Luego Stenton se relajó y lanzó un suspiro de alivio.

Qué tontería; debería avergonzarse de sí mismo.

Rama no podía en manera alguna estar formado de materia condensada. Ninguna masa del tamaño de una estrella podía penetrar tan profundamente en el sistema solar sin producir perturbaciones que hubieran revelado su existencia mucho antes. Las órbitas de todos los planetas habrían sido afectadas; no de otra manera, a fin de cuentas, se habla efectuado el descubrimiento de Neptuno, Plutón y Perséfone. No; era absolutamente imposible que un objeto tan pesado corno un sol muerto pudiera haberse deslizado en el espacio interplanetario sin que se reparara en él.

En cierto modo, era una lástima. Un encuentro con una estrella oscura habría sido de lo más excitante.

Mientras durase…

3. Rama y Sita

La reunión extraordinaria del Consejo Consultivo del Espacio fue breve y tormentosa. Llegado el siglo veintidós, aún no se había descubierto la forma de evitar que científicos viejos y conservadores ocuparan posiciones administrativas-clave. En verdad, se dudaba de que el problema pudiera ser resuelto alguna vez.

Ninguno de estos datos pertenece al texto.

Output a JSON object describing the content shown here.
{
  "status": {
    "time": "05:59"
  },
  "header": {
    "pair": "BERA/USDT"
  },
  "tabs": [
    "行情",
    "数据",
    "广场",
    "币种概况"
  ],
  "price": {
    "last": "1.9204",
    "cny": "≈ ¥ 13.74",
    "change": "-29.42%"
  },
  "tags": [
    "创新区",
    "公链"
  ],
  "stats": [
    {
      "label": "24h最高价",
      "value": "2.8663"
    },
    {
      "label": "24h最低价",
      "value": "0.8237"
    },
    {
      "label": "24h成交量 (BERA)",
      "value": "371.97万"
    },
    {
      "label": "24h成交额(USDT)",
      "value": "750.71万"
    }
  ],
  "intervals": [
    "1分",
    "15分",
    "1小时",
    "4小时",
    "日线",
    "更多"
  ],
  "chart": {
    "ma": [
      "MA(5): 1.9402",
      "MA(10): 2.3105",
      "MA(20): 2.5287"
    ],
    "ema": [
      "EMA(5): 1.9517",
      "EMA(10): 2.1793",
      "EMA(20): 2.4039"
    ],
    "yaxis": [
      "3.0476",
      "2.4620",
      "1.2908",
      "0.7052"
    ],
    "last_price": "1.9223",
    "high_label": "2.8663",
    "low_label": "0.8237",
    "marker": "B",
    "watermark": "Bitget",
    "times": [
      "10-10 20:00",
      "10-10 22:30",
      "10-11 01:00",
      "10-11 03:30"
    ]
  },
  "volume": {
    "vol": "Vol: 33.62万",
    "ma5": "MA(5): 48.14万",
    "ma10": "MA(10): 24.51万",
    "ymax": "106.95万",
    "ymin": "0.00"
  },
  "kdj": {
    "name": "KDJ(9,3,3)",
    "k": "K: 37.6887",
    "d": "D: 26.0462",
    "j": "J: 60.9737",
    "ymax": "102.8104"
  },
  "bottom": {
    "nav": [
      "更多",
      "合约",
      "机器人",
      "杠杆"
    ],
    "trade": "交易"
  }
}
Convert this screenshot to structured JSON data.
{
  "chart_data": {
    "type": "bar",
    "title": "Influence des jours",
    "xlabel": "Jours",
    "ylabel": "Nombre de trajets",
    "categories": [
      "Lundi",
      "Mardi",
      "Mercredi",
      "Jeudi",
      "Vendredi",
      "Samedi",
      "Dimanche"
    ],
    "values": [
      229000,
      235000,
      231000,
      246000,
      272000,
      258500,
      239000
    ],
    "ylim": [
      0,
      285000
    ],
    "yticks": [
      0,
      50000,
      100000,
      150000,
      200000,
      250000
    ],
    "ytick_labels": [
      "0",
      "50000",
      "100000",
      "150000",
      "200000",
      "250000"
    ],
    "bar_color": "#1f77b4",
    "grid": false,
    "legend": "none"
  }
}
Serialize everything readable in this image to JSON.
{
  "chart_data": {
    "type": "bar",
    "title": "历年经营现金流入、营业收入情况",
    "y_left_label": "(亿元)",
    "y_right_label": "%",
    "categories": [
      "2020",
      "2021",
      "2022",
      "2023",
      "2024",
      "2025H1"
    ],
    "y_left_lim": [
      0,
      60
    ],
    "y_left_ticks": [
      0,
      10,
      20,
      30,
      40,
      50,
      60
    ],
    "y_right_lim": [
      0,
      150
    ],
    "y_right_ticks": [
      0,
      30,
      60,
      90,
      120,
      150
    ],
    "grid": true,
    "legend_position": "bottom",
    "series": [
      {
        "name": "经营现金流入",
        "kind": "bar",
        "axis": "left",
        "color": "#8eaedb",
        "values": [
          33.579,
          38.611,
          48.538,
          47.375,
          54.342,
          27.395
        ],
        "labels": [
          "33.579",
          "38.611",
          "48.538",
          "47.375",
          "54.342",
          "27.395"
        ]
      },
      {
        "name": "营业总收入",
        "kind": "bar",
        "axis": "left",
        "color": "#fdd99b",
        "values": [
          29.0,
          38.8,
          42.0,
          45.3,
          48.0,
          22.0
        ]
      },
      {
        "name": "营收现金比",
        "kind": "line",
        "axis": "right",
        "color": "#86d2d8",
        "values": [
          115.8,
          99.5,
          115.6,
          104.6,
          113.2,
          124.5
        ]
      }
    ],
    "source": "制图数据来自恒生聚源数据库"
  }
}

Para empeorar las cosas, el presidente actual del CCE era el profesor Emeritus Olaf Davidson, el famoso astrofisico. Al profesor Davidson no le interesaban mayormente los objetos que estuvieran por debajo de la importancia de una galaxia, y jamás se molestaba en disimular sus prejuicios. Y aunque se veía obligado a admitir que el noventa por ciento de su ciencia se basaba ahora en las observaciones de los instrumentos colocados en el espacio, no se sentía feliz por ello ni mejor predispuesto. En no menos de tres ocasiones, en el curso de su distinguida carrera, satélites especialmente lanzados para probar una de sus teorías preferidas hicieron precisamente lo contrario.

La cuestión planteada ante el Consejo era bastante clara y precisa. No cabía duda de que Rama era un objeto insólito, sin embargo, ¿era un objeto importante? En pocos meses se habría ido para siempre, de modo que restaba poco tiempo para actuar. Las oportunidades perdidas ahora no volverían a presentarse nunca más.

A un costo tremendamente elevado, una sonda espacial que había de ser lanzada muy pronto desde Marte para ir más allá de Neptuno, podría ser modificada y enviada en una trayectoria de alta velocidad para encontrarse con Rama. No había esperanzas de un contacto real; seria el cruce de pasada más rápido que se habría registrado nunca, porque los dos cuerpos se cruzarían a una velocidad de doscientos mil kilómetros por hora. Rama podría ser observado intensamente durante unos pocos minutos tan sólo, con un verdadero primer plano de menos de un segundo. Pero con el instrumental apropiado, ese brevísimo lapso bastaría para aclarar muchos puntos oscuros.